Friday, December 20th, 2002 at about 11:50 pm

circus act

I apologize for the recent haitus, I’ve been devoting nearly all my time on the computer to developing this new skin. All the work is going into finding a way to make the javascript backend work properly. At this point I could have it working, except it would have to be running off of my machine here, and my internet connection isn’t really fast enough to be doing true server duties. So instead of going with iframes, as originally planned, I’m going to go with a one-page layout, like normal. However, getting the layers to do the same thing that the iframe did is proving remarkably difficult.

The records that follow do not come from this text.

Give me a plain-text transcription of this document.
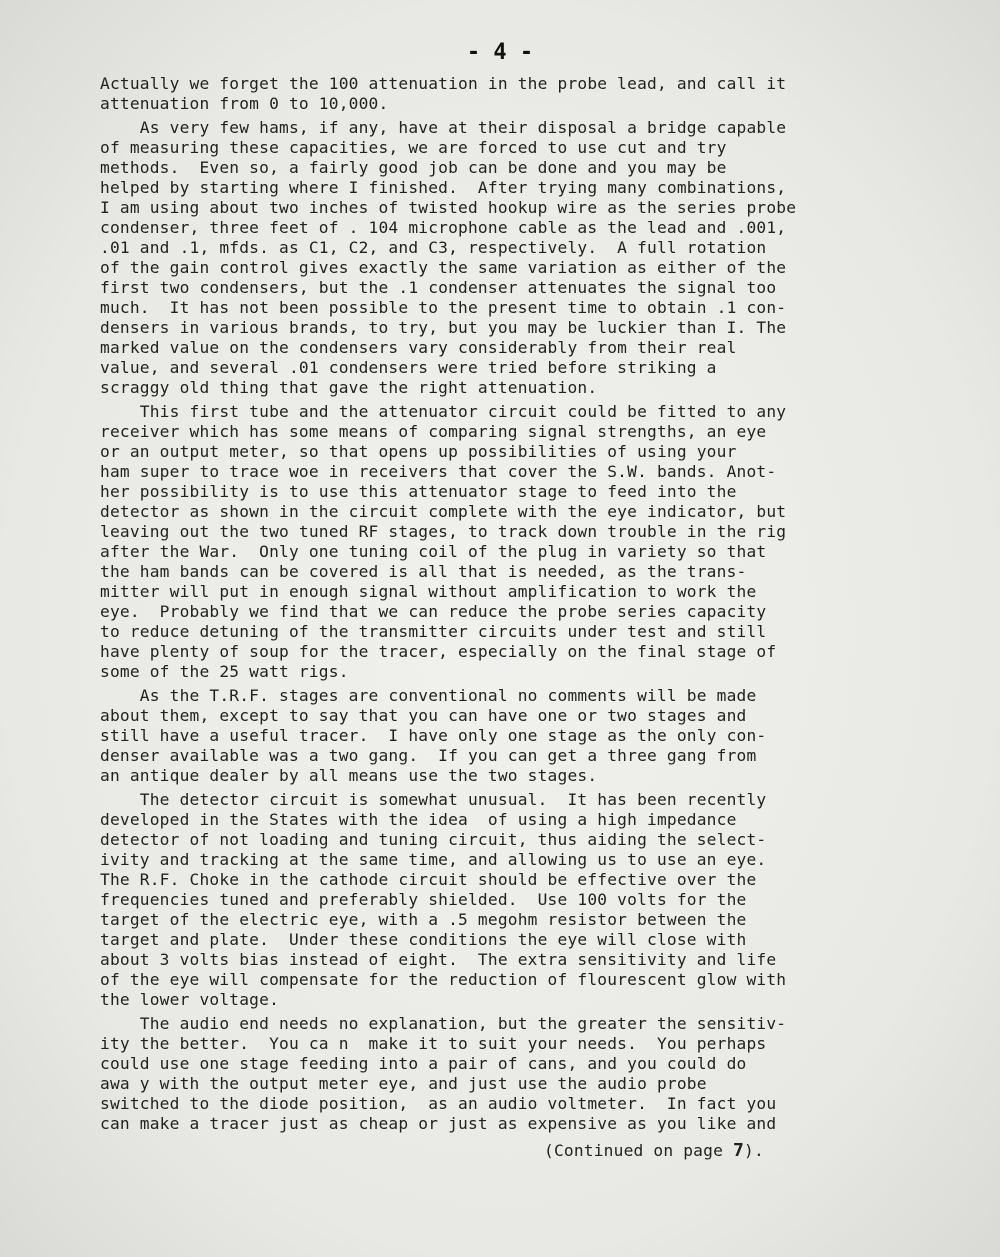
- 4 -
Actually we forget the 100 attenuation in the probe lead, and call it
attenuation from 0 to 10,000.
As very few hams, if any, have at their disposal a bridge capable
of measuring these capacities, we are forced to use cut and try
methods.  Even so, a fairly good job can be done and you may be
helped by starting where I finished.  After trying many combinations,
I am using about two inches of twisted hookup wire as the series probe
condenser, three feet of . 104 microphone cable as the lead and .001,
.01 and .1, mfds. as C1, C2, and C3, respectively.  A full rotation
of the gain control gives exactly the same variation as either of the
first two condensers, but the .1 condenser attenuates the signal too
much.  It has not been possible to the present time to obtain .1 con-
densers in various brands, to try, but you may be luckier than I. The
marked value on the condensers vary considerably from their real
value, and several .01 condensers were tried before striking a
scraggy old thing that gave the right attenuation.
This first tube and the attenuator circuit could be fitted to any
receiver which has some means of comparing signal strengths, an eye
or an output meter, so that opens up possibilities of using your
ham super to trace woe in receivers that cover the S.W. bands. Anot-
her possibility is to use this attenuator stage to feed into the
detector as shown in the circuit complete with the eye indicator, but
leaving out the two tuned RF stages, to track down trouble in the rig
after the War.  Only one tuning coil of the plug in variety so that
the ham bands can be covered is all that is needed, as the trans-
mitter will put in enough signal without amplification to work the
eye.  Probably we find that we can reduce the probe series capacity
to reduce detuning of the transmitter circuits under test and still
have plenty of soup for the tracer, especially on the final stage of
some of the 25 watt rigs.
As the T.R.F. stages are conventional no comments will be made
about them, except to say that you can have one or two stages and
still have a useful tracer.  I have only one stage as the only con-
denser available was a two gang.  If you can get a three gang from
an antique dealer by all means use the two stages.
The detector circuit is somewhat unusual.  It has been recently
developed in the States with the idea  of using a high impedance
detector of not loading and tuning circuit, thus aiding the select-
ivity and tracking at the same time, and allowing us to use an eye.
The R.F. Choke in the cathode circuit should be effective over the
frequencies tuned and preferably shielded.  Use 100 volts for the
target of the electric eye, with a .5 megohm resistor between the
target and plate.  Under these conditions the eye will close with
about 3 volts bias instead of eight.  The extra sensitivity and life
of the eye will compensate for the reduction of flourescent glow with
the lower voltage.
The audio end needs no explanation, but the greater the sensitiv-
ity the better.  You ca n  make it to suit your needs.  You perhaps
could use one stage feeding into a pair of cans, and you could do
awa y with the output meter eye, and just use the audio probe
switched to the diode position,  as an audio voltmeter.  In fact you
can make a tracer just as cheap or just as expensive as you like and
(Continued on page 7).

Winter break is upon us! Today was the last day of school for this year. I had a Chem test and an in class Eurasia essay, but neither are worth complaining or talking about. We got out earlier than normal school days, but yet not as early as a shortened day. It wound up only being an hour before normal. I went home and sat around for a few hours, had dinner, and then went to the Solo Mono/I.O.A./Cardiac Arrest show. It was a really good show, all the bands had something to offer, I got into the music, and it wasn’t too long. I had a disposable camera that I had taken a few pictures with during school with me, so I took some pictures during the show. Ryan, same kid who was stoned last show, was drunk this one. After the show a bunch of people were outside, and he was leaning against the wall of the building next to a puddle of vomit. It wasn’t too pleasant; but then, it shouldn’t have been.

Tomorrow I’ve got a bunch of things I want to do. Have some Christmas shopping that still needs doing, particularly for my sister. I think I’ll watch Fight Club again. Other than that, though, I guess I really don’t have anything planned. Oh, the blessed uneventfulness of vacation. It’s a tight rope walk, happenstance. Too little, you suffocate of boredome, too much and you’ll drown, overwhelmed.

I’m listening to “The Future Freaks Me Out,” by Motion City Soundtrack. Because it does, and thus far the only way I’ve dealth with it is denial. But hey, whatever works. And now I’m on to “Can’t Stop” by Red Hot Chilli Peppers, which has a few great lines in it that force me to listen through the rest of the song.